Perhaps what we need is a statistician, to explain about noise and anomalies.
@srw?
Not a statistician, and not srw, but if I may?
Let's start with the figure
@mjr posted:
Continuing this from the duplicate discussion...
I'm such a sucker for this. Here's 5 years I can see easily:
2015 - 6 women, 3 men; (upthread)
2014 - 1 woman, 13 men; (
met -
city)
2013 - 5 women, 8 men;
2012 - 1 woman, 13 men;
2011 - 6 women, 10 men;
total - 19 women, 47 men... seems closer to 5/8ths than 2/3rds, but still a majority. So what are the other five years, are the pre-2011 (so pre-cycle-hire-and-superhighways) figures relevant to today and have male and female cycling rates developed at different rates?
The first thing to note is that the numbers are actually very small (this is not to detract in any way that each number represents an individual tragedy) compared to the many billions of journeys by bike that have taken place in the same period. I'll leave a space for
@srw to comment about denominator neglect here...

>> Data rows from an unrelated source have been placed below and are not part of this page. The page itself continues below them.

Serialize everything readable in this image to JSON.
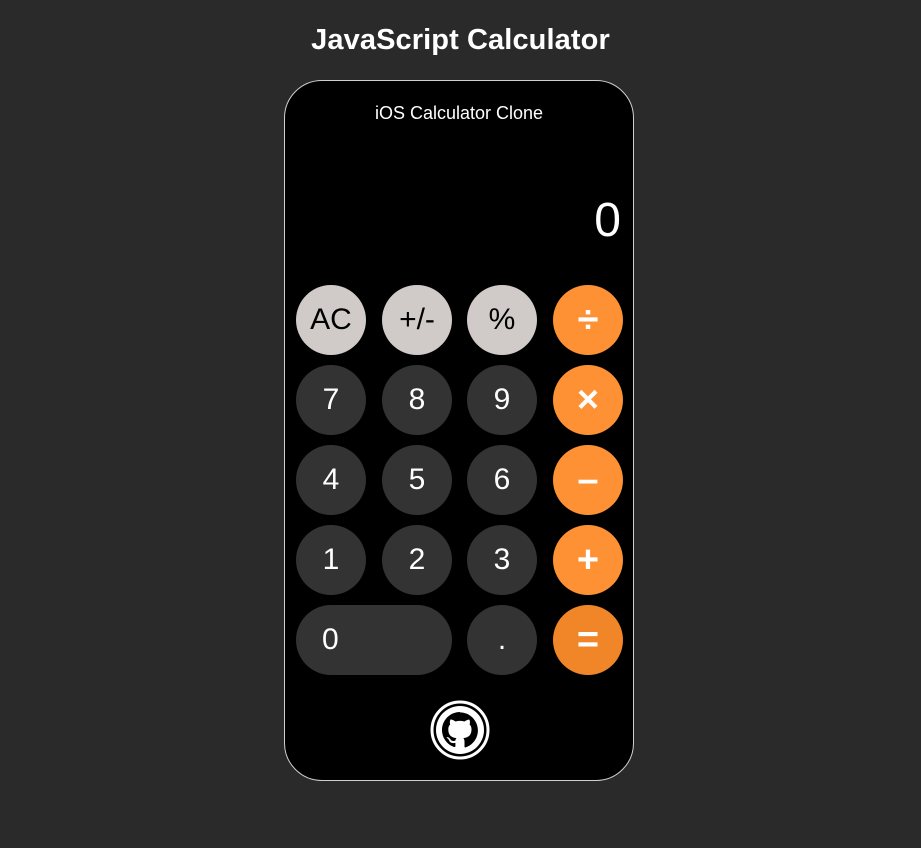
{
  "page": {
    "title": "JavaScript Calculator"
  },
  "calculator": {
    "subtitle": "iOS Calculator Clone",
    "display_value": "0",
    "keys": {
      "ac": "AC",
      "plus_minus": "+/-",
      "percent": "%",
      "divide": "÷",
      "seven": "7",
      "eight": "8",
      "nine": "9",
      "multiply": "×",
      "four": "4",
      "five": "5",
      "six": "6",
      "minus": "–",
      "one": "1",
      "two": "2",
      "three": "3",
      "plus": "+",
      "zero": "0",
      "decimal": ".",
      "equals": "="
    },
    "footer_icon": "github-icon"
  },
  "colors": {
    "page_background": "#2a2a2a",
    "calculator_background": "#000000",
    "function_key": "#d0cbc9",
    "number_key": "#333333",
    "operator_key": "#fe9133",
    "equals_key": "#f08627"
  }
}
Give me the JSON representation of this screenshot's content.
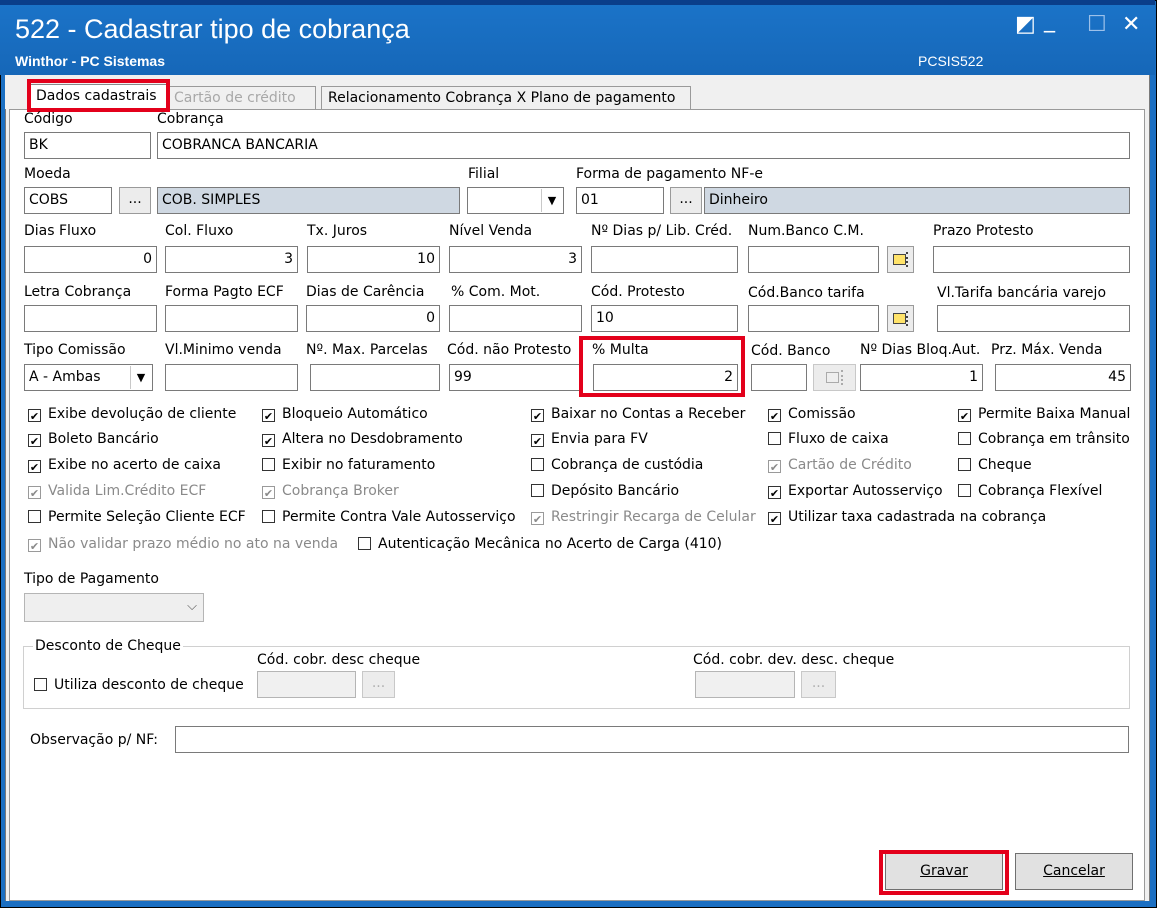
{
  "window": {
    "title": "522 - Cadastrar tipo de cobrança",
    "subtitle": "Winthor - PC Sistemas",
    "code": "PCSIS522",
    "controls": {
      "restore": "◩",
      "minimize": "_",
      "maximize": "☐",
      "close": "✕"
    }
  },
  "tabs": [
    {
      "label": "Dados cadastrais",
      "state": "active"
    },
    {
      "label": "Cartão de crédito",
      "state": "disabled"
    },
    {
      "label": "Relacionamento Cobrança X Plano de pagamento",
      "state": "normal"
    }
  ],
  "fields": {
    "codigo": {
      "label": "Código",
      "value": "BK"
    },
    "cobranca": {
      "label": "Cobrança",
      "value": "COBRANCA BANCARIA"
    },
    "moeda": {
      "label": "Moeda",
      "value": "COBS",
      "desc": "COB. SIMPLES",
      "lookup": "..."
    },
    "filial": {
      "label": "Filial",
      "value": ""
    },
    "forma_pag_nfe": {
      "label": "Forma de pagamento NF-e",
      "value": "01",
      "desc": "Dinheiro",
      "lookup": "..."
    },
    "dias_fluxo": {
      "label": "Dias Fluxo",
      "value": "0"
    },
    "col_fluxo": {
      "label": "Col. Fluxo",
      "value": "3"
    },
    "tx_juros": {
      "label": "Tx. Juros",
      "value": "10"
    },
    "nivel_venda": {
      "label": "Nível Venda",
      "value": "3"
    },
    "dias_lib_cred": {
      "label": "Nº Dias p/ Lib. Créd.",
      "value": ""
    },
    "num_banco_cm": {
      "label": "Num.Banco C.M.",
      "value": ""
    },
    "prazo_protesto": {
      "label": "Prazo Protesto",
      "value": ""
    },
    "letra_cobranca": {
      "label": "Letra Cobrança",
      "value": ""
    },
    "forma_pagto_ecf": {
      "label": "Forma Pagto ECF",
      "value": ""
    },
    "dias_carencia": {
      "label": "Dias de Carência",
      "value": "0"
    },
    "com_mot": {
      "label": "% Com. Mot.",
      "value": ""
    },
    "cod_protesto": {
      "label": "Cód. Protesto",
      "value": "10"
    },
    "cod_banco_tarifa": {
      "label": "Cód.Banco tarifa",
      "value": ""
    },
    "vl_tarifa": {
      "label": "Vl.Tarifa bancária varejo",
      "value": ""
    },
    "tipo_comissao": {
      "label": "Tipo Comissão",
      "value": "A - Ambas"
    },
    "vl_minimo_venda": {
      "label": "Vl.Minimo venda",
      "value": ""
    },
    "max_parcelas": {
      "label": "Nº. Max. Parcelas",
      "value": ""
    },
    "cod_nao_protesto": {
      "label": "Cód. não Protesto",
      "value": "99"
    },
    "multa": {
      "label": "% Multa",
      "value": "2"
    },
    "cod_banco": {
      "label": "Cód. Banco",
      "value": ""
    },
    "dias_bloq_aut": {
      "label": "Nº Dias Bloq.Aut.",
      "value": "1"
    },
    "prz_max_venda": {
      "label": "Prz. Máx. Venda",
      "value": "45"
    }
  },
  "checkboxes": [
    {
      "label": "Exibe devolução de cliente",
      "checked": true,
      "disabled": false
    },
    {
      "label": "Boleto Bancário",
      "checked": true,
      "disabled": false
    },
    {
      "label": "Exibe no acerto de caixa",
      "checked": true,
      "disabled": false
    },
    {
      "label": "Valida Lim.Crédito ECF",
      "checked": true,
      "disabled": true
    },
    {
      "label": "Permite Seleção Cliente ECF",
      "checked": false,
      "disabled": false
    },
    {
      "label": "Não validar prazo médio no ato na venda",
      "checked": true,
      "disabled": true
    },
    {
      "label": "Bloqueio Automático",
      "checked": true,
      "disabled": false
    },
    {
      "label": "Altera no Desdobramento",
      "checked": true,
      "disabled": false
    },
    {
      "label": "Exibir no faturamento",
      "checked": false,
      "disabled": false
    },
    {
      "label": "Cobrança Broker",
      "checked": true,
      "disabled": true
    },
    {
      "label": "Permite Contra Vale Autosserviço",
      "checked": false,
      "disabled": false
    },
    {
      "label": "Autenticação Mecânica no Acerto de Carga (410)",
      "checked": false,
      "disabled": false
    },
    {
      "label": "Baixar no Contas a Receber",
      "checked": true,
      "disabled": false
    },
    {
      "label": "Envia para FV",
      "checked": true,
      "disabled": false
    },
    {
      "label": "Cobrança de custódia",
      "checked": false,
      "disabled": false
    },
    {
      "label": "Depósito Bancário",
      "checked": false,
      "disabled": false
    },
    {
      "label": "Restringir Recarga de Celular",
      "checked": true,
      "disabled": true
    },
    {
      "label": "Comissão",
      "checked": true,
      "disabled": false
    },
    {
      "label": "Fluxo de caixa",
      "checked": false,
      "disabled": false
    },
    {
      "label": "Cartão de Crédito",
      "checked": true,
      "disabled": true
    },
    {
      "label": "Exportar Autosserviço",
      "checked": true,
      "disabled": false
    },
    {
      "label": "Utilizar taxa cadastrada na cobrança",
      "checked": true,
      "disabled": false
    },
    {
      "label": "Permite Baixa Manual",
      "checked": true,
      "disabled": false
    },
    {
      "label": "Cobrança em trânsito",
      "checked": false,
      "disabled": false
    },
    {
      "label": "Cheque",
      "checked": false,
      "disabled": false
    },
    {
      "label": "Cobrança Flexível",
      "checked": false,
      "disabled": false
    }
  ],
  "tipo_pagamento": {
    "label": "Tipo de Pagamento",
    "value": ""
  },
  "desconto_cheque": {
    "group_label": "Desconto de Cheque",
    "utiliza_label": "Utiliza desconto de cheque",
    "cod_cobr_label": "Cód. cobr. desc cheque",
    "cod_dev_label": "Cód. cobr. dev. desc. cheque",
    "lookup": "..."
  },
  "observacao": {
    "label": "Observação p/ NF:",
    "value": ""
  },
  "buttons": {
    "gravar": "Gravar",
    "cancelar": "Cancelar"
  },
  "colors": {
    "titlebar": "#1b6fc2",
    "highlight": "#e3001b",
    "readonly_bg": "#cfd8e2"
  }
}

Each fatality is a dscrete and presumably independent event, so use of the Poisson distribution is appropriate. The important thing is that the standard deviation is thus given by taking the square root of the total. The standard deviation is a statistical measure of the likely variability of a measured quantity. For instance, if you take many measurements if some quantity x and its mean is 10 with a std dev of 2, the true value of x is probably somewhere between 8 and 12 [1].
So, taking the totals:
Women 19
Std dev 4.36
Men 47
Std dev 6.86
But we haven't taken account of the fact that there are more male cyclists than female. IIRC the TfL figure was 25% of cyclists are female, so a quick and dirty way is simply to scale (or normalise, if you're a physicist) all numbers to 100%. For women, that means multiplying by 4 (4 x 25 = 100), for men, multiply by 1.333 (75 x 1.333 = 100) [2]. Thus our normalised figures are:
Women 76
Std dev 17.44
Men 63
Std dev 9.14
Thus the natural variations in fatalities over the 5 years for both men and women, normalised to compensate for differences in each population are in the range:
Men: 54 to 72
Women 59 to 93
Both ranges coincide. If there were a thousand identical Londons, the fatality rate for each of them would probably lie within this range just through chance (but see [1] below). There is no reason to believe therefore that women are over-represented in cycling fatalities in London with the figures as presented. Natural -
random - noise is large and total fatalities are - thankfully! - low: this means that if any systematic difference exists, it's buried in the noise. [3]
Note that I've used a rather crude method here. A more rigorous method would to apply the appropriate t-test to the data to test for the probability of the two populations being different. With overlapping variances, it is highly unlikely to give a significant result. I'll leave that one to the proper statisticians.
Oh, and just to reiterate - cycling, even in central London, is a very safe activity.
[1] Pedantic statistician's note: assuming a normal distribution, there is a 68% probability of x being somewhere between 8 and 12. Therefore, there is a 32% chance of x lying outside this range.
[2] Yes, I could have saved myself some effort and just multplied the female data by three. But then, I
am a physicist...
[3] Alert (or possibly awake) readers will have noticed that I've used standard deviation in a rather different way to how I defined it above. This is because there is no uncertaincy in the number of fatalties. But there is a large and random year to year variation. Standard deviation in this case refers to the amount of randomness in these figures that can be expected.
Edited to correct silly mistake in the normalised female fatality number - which
decreases the difference between men and women.